Sunday, November 23, 2008

Agile Elevator Speech

I've given quite a few "elevator speeches" about Agile.  After giving each speech, I've either failed to deliver my message, or my audience failed to understand. 

Well, I'm giving up on them.  If I can't be successful then I don't want to add to the confusing cacophony of messages about Agile.

Stop Advocating?

No, I am too passionate about software and software teams to give up advocating Agile.  So here is my plan.

I'm going to explain the prizes.  It's too hard to explain the tools, so I'll give them the good stuff up front.

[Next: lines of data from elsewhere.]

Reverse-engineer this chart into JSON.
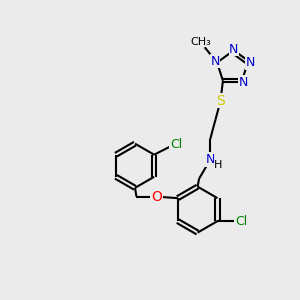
{
  "bg_color": "#ebebeb",
  "bond_color": "#000000",
  "N_color": "#0000cc",
  "S_color": "#cccc00",
  "O_color": "#ff0000",
  "Cl_color": "#008000",
  "line_width": 1.5,
  "font_size": 9,
  "figsize": [
    3.0,
    3.0
  ],
  "dpi": 100,
  "xlim": [
    0,
    10
  ],
  "ylim": [
    0,
    10
  ]
}
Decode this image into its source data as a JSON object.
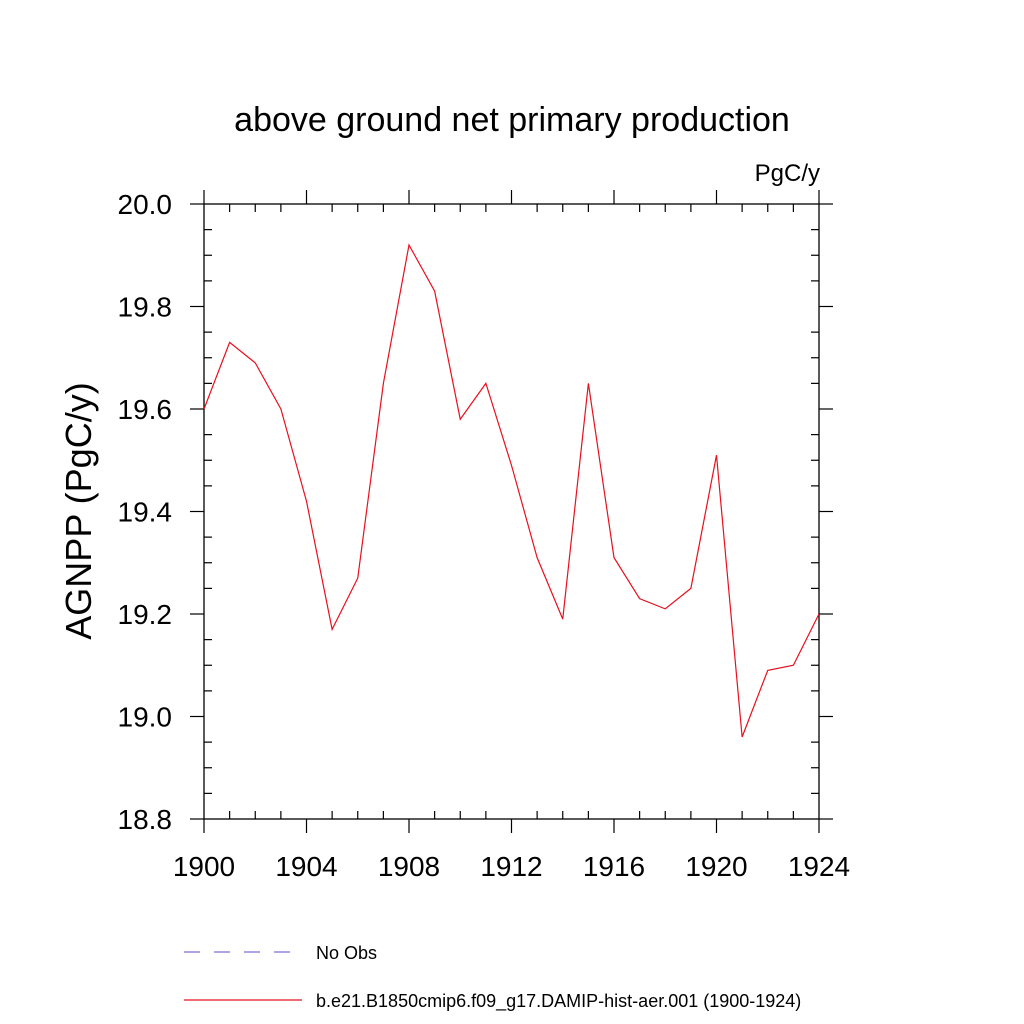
{
  "chart_data": {
    "type": "line",
    "title": "above ground net primary production",
    "units_label": "PgC/y",
    "ylabel": "AGNPP  (PgC/y)",
    "xlabel": "",
    "xlim": [
      1900,
      1924
    ],
    "ylim": [
      18.8,
      20.0
    ],
    "x_ticks": [
      "1900",
      "1904",
      "1908",
      "1912",
      "1916",
      "1920",
      "1924"
    ],
    "y_ticks": [
      "20.0",
      "19.8",
      "19.6",
      "19.4",
      "19.2",
      "19.0",
      "18.8"
    ],
    "grid": false,
    "legend_position": "bottom",
    "x": [
      1900,
      1901,
      1902,
      1903,
      1904,
      1905,
      1906,
      1907,
      1908,
      1909,
      1910,
      1911,
      1912,
      1913,
      1914,
      1915,
      1916,
      1917,
      1918,
      1919,
      1920,
      1921,
      1922,
      1923,
      1924
    ],
    "series": [
      {
        "name": "b.e21.B1850cmip6.f09_g17.DAMIP-hist-aer.001 (1900-1924)",
        "color": "#e8101e",
        "style": "solid",
        "values": [
          19.6,
          19.73,
          19.69,
          19.6,
          19.42,
          19.17,
          19.27,
          19.65,
          19.92,
          19.83,
          19.58,
          19.65,
          19.49,
          19.31,
          19.19,
          19.65,
          19.31,
          19.23,
          19.21,
          19.25,
          19.51,
          18.96,
          19.09,
          19.1,
          19.2
        ]
      }
    ],
    "legend": [
      {
        "label": "No Obs",
        "color": "#7b6fd6",
        "style": "dashed"
      },
      {
        "label": "b.e21.B1850cmip6.f09_g17.DAMIP-hist-aer.001 (1900-1924)",
        "color": "#e8101e",
        "style": "solid"
      }
    ]
  }
}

Why?  Because it's too complex (and important) of a topic to discuss in short time.  So in paraphrase here is what I'll tell them:

When constructing software as a team, I don't care what methodology you're using as long as the team can achieve these goals:

1) Fail fast.
2) Continuously improve the team.
3) Continuously reduce and eliminate waste.
4) Indicate (visually or otherwise) the teams progress.
5) Embrace change.

Agile happens to have some pretty practical tools that will get us there.  If you'd like to join me for lunch, I'd be happy to tell you more!!

4 comments:

Nick said...

Solid reminder Steve, thanks! I might also add the need for the team to iterate and not get caught up in the big walls of architecture and major refractors.

blindman said...

The focus of any development, Agile or other, SHOULD be ono results and "prizes", and not slavish adherence to methodology.
Overemphasis on methodology leads to "cargo-cult" development.
http://en.wikipedia.org/wiki/Cargo_cult_programming

Todd Kaufman said...

Glad to hear you are preaching the gospel! My agile elevator speech usually takes the form of a question: "Would you like to have greater efficiency, visibility, and control over your software development process?"

They always answer yes, but the tough part is convincing them that you know how to get them the above benefits. Helps to start small with stand ups or continuous integration and gain momentum before giving the elevator pitch.

My 2 cents.

issac kelly said...

Hi Steve!

There's a lot that I don't really understand about agile programming, I feel like My team hits those bulett points (and also the _joel test_) pretty well, but as far as agile methods go, I'm out of it.